Maka dalam penerapannya, misalnya data yang terinput di sistem pengujian dan inspeksi bidang furniture, sering ditemukan sebagai perusahaan yang kualitasnya rendah, algoritmanya akan terbentuk: perusahaan furniture berstandar kualitas rendah. Dalam penerbitan sertifikasi otomatisnya, perusahaan furniture akan dinilai sebagai perusahaan berkualitas rendah. Ini akan merugikan, ketika dalam audit analognya tidak selalu seperti itu. Otomatisasi yang mengintegrasikan AI, justru menyebabkan bias penilaian.
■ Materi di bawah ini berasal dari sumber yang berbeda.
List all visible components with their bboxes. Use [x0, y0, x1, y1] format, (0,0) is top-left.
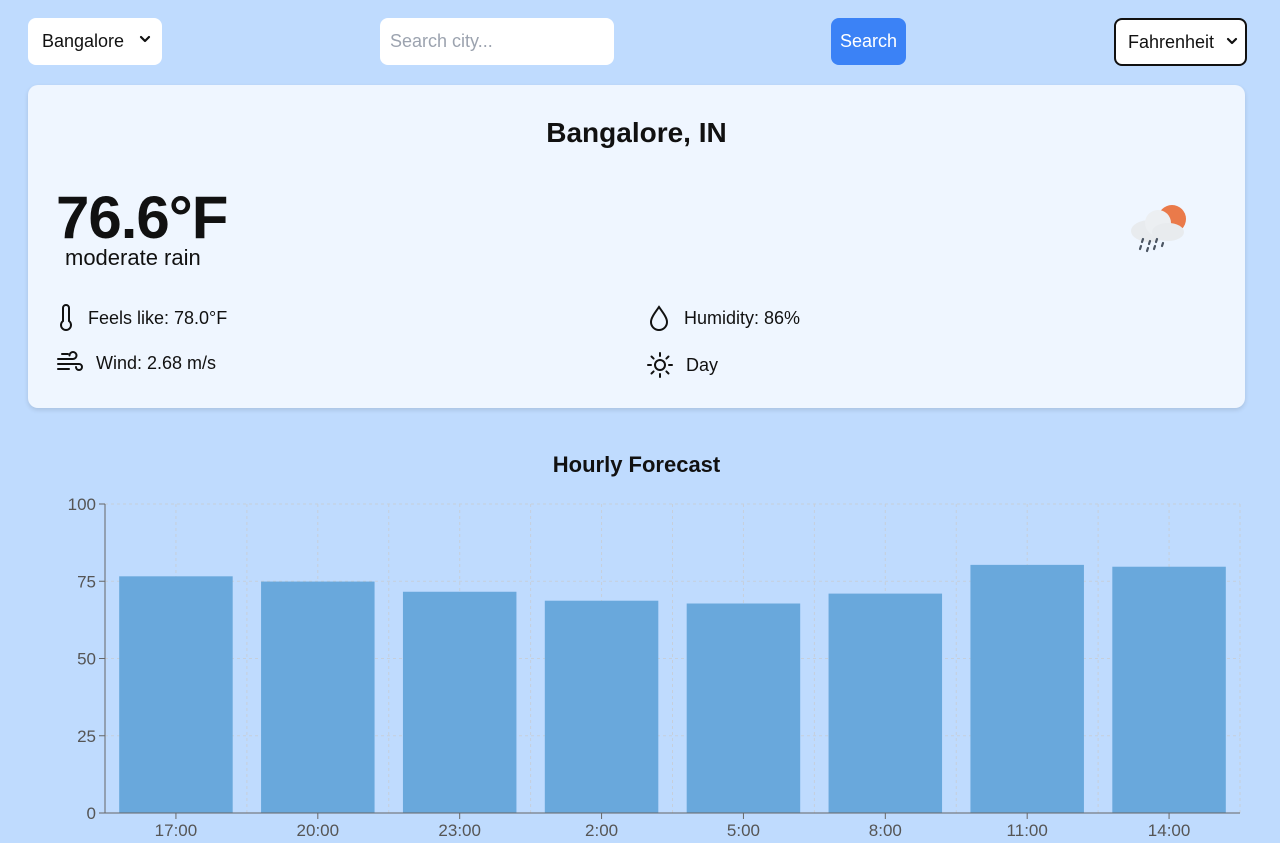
- chart-bar: [686, 603, 801, 813]
- wind-text: Wind: 2.68 m/s: [96, 352, 217, 373]
- chart-bar: [828, 593, 943, 813]
- chart-bar: [402, 591, 517, 813]
- search-button-label: Search: [839, 31, 898, 51]
- y-tick-label: 0: [87, 804, 96, 823]
- chart-bar: [544, 600, 659, 813]
- droplet-icon: [649, 305, 669, 331]
- search-placeholder: Search city...: [390, 31, 493, 51]
- temperature-value: 76.6°F: [56, 184, 228, 251]
- x-tick-label: 11:00: [1007, 821, 1048, 840]
- chart-bar: [119, 576, 233, 813]
- current-weather-card: Bangalore, IN 76.6°F moderate rain Feels…: [28, 85, 1245, 408]
- feels-like-text: Feels like: 78.0°F: [88, 307, 228, 328]
- sun-icon: [647, 352, 673, 378]
- y-tick-label: 50: [77, 650, 96, 669]
- wind-icon: [57, 351, 83, 371]
- feels-like-stat: Feels like: 78.0°F: [56, 304, 227, 332]
- x-tick-label: 14:00: [1148, 821, 1191, 840]
- city-select-value: Bangalore: [42, 31, 125, 51]
- x-tick-label: 5:00: [727, 821, 760, 840]
- day-night-text: Day: [686, 354, 719, 375]
- x-tick-label: 23:00: [438, 821, 481, 840]
- y-tick-label: 100: [68, 495, 96, 514]
- chart-title: Hourly Forecast: [552, 452, 721, 477]
- thermometer-icon: [60, 304, 72, 331]
- chevron-down-icon: [1226, 37, 1238, 45]
- x-tick-label: 2:00: [585, 821, 618, 840]
- wind-stat: Wind: 2.68 m/s: [56, 351, 216, 375]
- search-input[interactable]: Search city...: [380, 18, 614, 65]
- x-tick-label: 8:00: [869, 821, 902, 840]
- humidity-stat: Humidity: 86%: [646, 304, 800, 332]
- location-title: Bangalore, IN: [546, 117, 727, 148]
- chart-bar: [970, 564, 1084, 813]
- unit-select[interactable]: Fahrenheit: [1114, 18, 1247, 66]
- chevron-down-icon: [139, 35, 151, 43]
- day-night-stat: Day: [646, 351, 718, 379]
- y-tick-label: 75: [77, 572, 96, 591]
- hourly-forecast-chart: 0 25 50 75 100 17:00 20:00 23:00 2:00 5:00 8:00 11:…: [68, 495, 1241, 840]
- search-button[interactable]: Search: [831, 18, 906, 65]
- humidity-text: Humidity: 86%: [684, 307, 801, 328]
- chart-bar: [261, 581, 375, 813]
- city-select[interactable]: Bangalore: [28, 18, 162, 65]
- unit-select-value: Fahrenheit: [1128, 31, 1215, 52]
- weather-description: moderate rain: [65, 245, 201, 270]
- top-toolbar: Bangalore Search city... Search Fahrenhe…: [0, 0, 1280, 84]
- x-tick-label: 17:00: [155, 821, 198, 840]
- y-tick-label: 25: [77, 727, 96, 746]
- x-tick-label: 20:00: [297, 821, 340, 840]
- cloud-sun-rain-icon: [1131, 205, 1186, 253]
- chart-bar: [1112, 566, 1226, 813]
Lebih rinci soal bias ini, Dimitri Mahayana, 2024, dalam “Tiga Bias Berbahaya AI dan Solusinya” menyebut bias-bias yang mengancam pemanfaatan AI. Masing-masing –kurang lebih– pertama, bias sistemik. Ini terjadi ketika (algoritma) AI, dihasilkan melalui prosedur dan praktik yang dijalankan institusi tertentu. Institusi ini beroperasi dengan mengakibatkan kelompok sosial tertentu diuntungkan, sedangkan yang lain dirugikan. Hal ini belum tentu merupakan akibat dari prasangka atau diskriminasi yang disadari. Tapi dapat terjadi akibat diikutinya aturan atau norma yang ada. Rasisme institusional dan seksisme adalah contoh paling umum. Kepolisian Amerika, sering menganggap orang kulit hitam sebagai biang keributan. Implikasinya, ketika terjadi keributan prasangka serta merta dijatuhkan pada kelompok ini.
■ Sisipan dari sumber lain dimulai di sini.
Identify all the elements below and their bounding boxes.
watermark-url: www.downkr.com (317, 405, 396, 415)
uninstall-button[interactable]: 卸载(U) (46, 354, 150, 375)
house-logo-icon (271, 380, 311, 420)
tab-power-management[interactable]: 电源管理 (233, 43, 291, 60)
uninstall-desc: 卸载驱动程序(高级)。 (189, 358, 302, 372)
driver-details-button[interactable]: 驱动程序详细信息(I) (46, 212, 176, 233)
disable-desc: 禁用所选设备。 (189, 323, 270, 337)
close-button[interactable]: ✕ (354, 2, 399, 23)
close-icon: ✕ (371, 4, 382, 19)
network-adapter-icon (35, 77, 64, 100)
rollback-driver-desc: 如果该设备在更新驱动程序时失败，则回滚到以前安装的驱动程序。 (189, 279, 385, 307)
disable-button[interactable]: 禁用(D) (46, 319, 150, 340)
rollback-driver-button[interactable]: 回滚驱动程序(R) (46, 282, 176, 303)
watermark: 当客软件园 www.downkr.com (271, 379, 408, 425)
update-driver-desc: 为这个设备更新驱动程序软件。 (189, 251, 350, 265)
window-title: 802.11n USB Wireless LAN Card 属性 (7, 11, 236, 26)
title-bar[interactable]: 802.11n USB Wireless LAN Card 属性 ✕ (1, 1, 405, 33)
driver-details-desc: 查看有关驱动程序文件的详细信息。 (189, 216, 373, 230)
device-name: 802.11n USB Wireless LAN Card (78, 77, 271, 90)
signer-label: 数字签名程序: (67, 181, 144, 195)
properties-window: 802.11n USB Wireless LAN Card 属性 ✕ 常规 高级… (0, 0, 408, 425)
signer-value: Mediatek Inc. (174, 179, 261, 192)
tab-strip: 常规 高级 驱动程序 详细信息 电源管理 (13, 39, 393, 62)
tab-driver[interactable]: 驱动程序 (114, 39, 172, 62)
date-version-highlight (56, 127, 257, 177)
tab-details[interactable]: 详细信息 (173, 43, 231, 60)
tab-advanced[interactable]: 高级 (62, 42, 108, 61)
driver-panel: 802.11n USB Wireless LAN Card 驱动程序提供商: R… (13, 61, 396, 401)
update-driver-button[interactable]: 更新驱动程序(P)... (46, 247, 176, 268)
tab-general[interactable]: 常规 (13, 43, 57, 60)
Kedua, bias statistik dan komputasi. Ini berasal dari kesalahan (algoritma) AI, yang dihasilkan ketika sampel tak merepresentasikan populasi. Sama seperti analogi memasukkan kelereng warna biru di atas. Kelereng biru lebih banyak dari lainnya. Bias muncul dari kesalahan sistematis yang bertentangan dengan kesalahan acak, dan dapat terjadi tanpa adanya prasangka, keberpihakan, atau niat diskriminatif. Penilaian pada perusahaan bidang furniture, yang dianggap standar kualitasnya rendah akibat bias statistik dan komputasi ini.
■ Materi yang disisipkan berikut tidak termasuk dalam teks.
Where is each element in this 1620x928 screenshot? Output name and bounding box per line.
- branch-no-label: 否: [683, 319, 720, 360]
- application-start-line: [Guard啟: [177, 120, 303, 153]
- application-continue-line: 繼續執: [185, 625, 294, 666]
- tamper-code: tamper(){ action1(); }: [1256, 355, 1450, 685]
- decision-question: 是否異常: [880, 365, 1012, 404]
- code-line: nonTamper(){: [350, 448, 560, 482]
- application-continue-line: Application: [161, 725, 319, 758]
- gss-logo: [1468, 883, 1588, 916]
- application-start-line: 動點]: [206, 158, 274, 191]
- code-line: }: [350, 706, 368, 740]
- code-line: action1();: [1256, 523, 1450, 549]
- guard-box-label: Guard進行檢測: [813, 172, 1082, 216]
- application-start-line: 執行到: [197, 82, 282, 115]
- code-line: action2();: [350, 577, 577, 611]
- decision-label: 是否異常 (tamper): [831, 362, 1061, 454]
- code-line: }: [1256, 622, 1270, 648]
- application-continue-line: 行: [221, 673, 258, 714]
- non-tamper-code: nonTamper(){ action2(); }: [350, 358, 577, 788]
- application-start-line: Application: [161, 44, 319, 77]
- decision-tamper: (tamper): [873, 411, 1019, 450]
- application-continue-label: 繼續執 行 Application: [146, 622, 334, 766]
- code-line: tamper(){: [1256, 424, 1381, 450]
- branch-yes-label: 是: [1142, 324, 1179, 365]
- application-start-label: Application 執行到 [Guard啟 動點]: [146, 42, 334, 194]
Ketiga, bias manusia, yakni kesalahan sistematis dalam pemikiran manusia berdasarkan sejumlah prinsip heuristik saat melakukan penilaian secara sederhana. Dalam “Thinking, Fast and Slow”, Daniel Kahneman, 2011, memperkenalkan 2 sistem berpikir manusia, yaitu, sistem 1 dan sistem 2. Sistem 1 bersifat cepat, menempuh jalan pintas dengan rasionalitas yang rendah. Ini lazim disebut sebagai heuristik. Sedangkan Sistem 2, bersifat lebih berhati-hati, saksama, dan rasional.
Manusia dengan pengalaman berulangnya –terlibat dengan data sejenis—mengandalkan Sistem 1. Ini berupa penilaian berdasar pengalaman sebelumnya. Namun seringkali penilaian dengan cara ini, menyebabkan bias. Contohnya bias dalam sistem pengenalan wajah. Sistem ini sering gagal mengenali variasi individu –dari kelompok etnis tertentu– akibat data pada machine learning yang hanya berisi data wajah etnis tertentu. Dalam konteks integrasi AI pada industri TIC, bias berdampak pada sistem inspeksi visual otomatis yang hasilnya tidak akurat.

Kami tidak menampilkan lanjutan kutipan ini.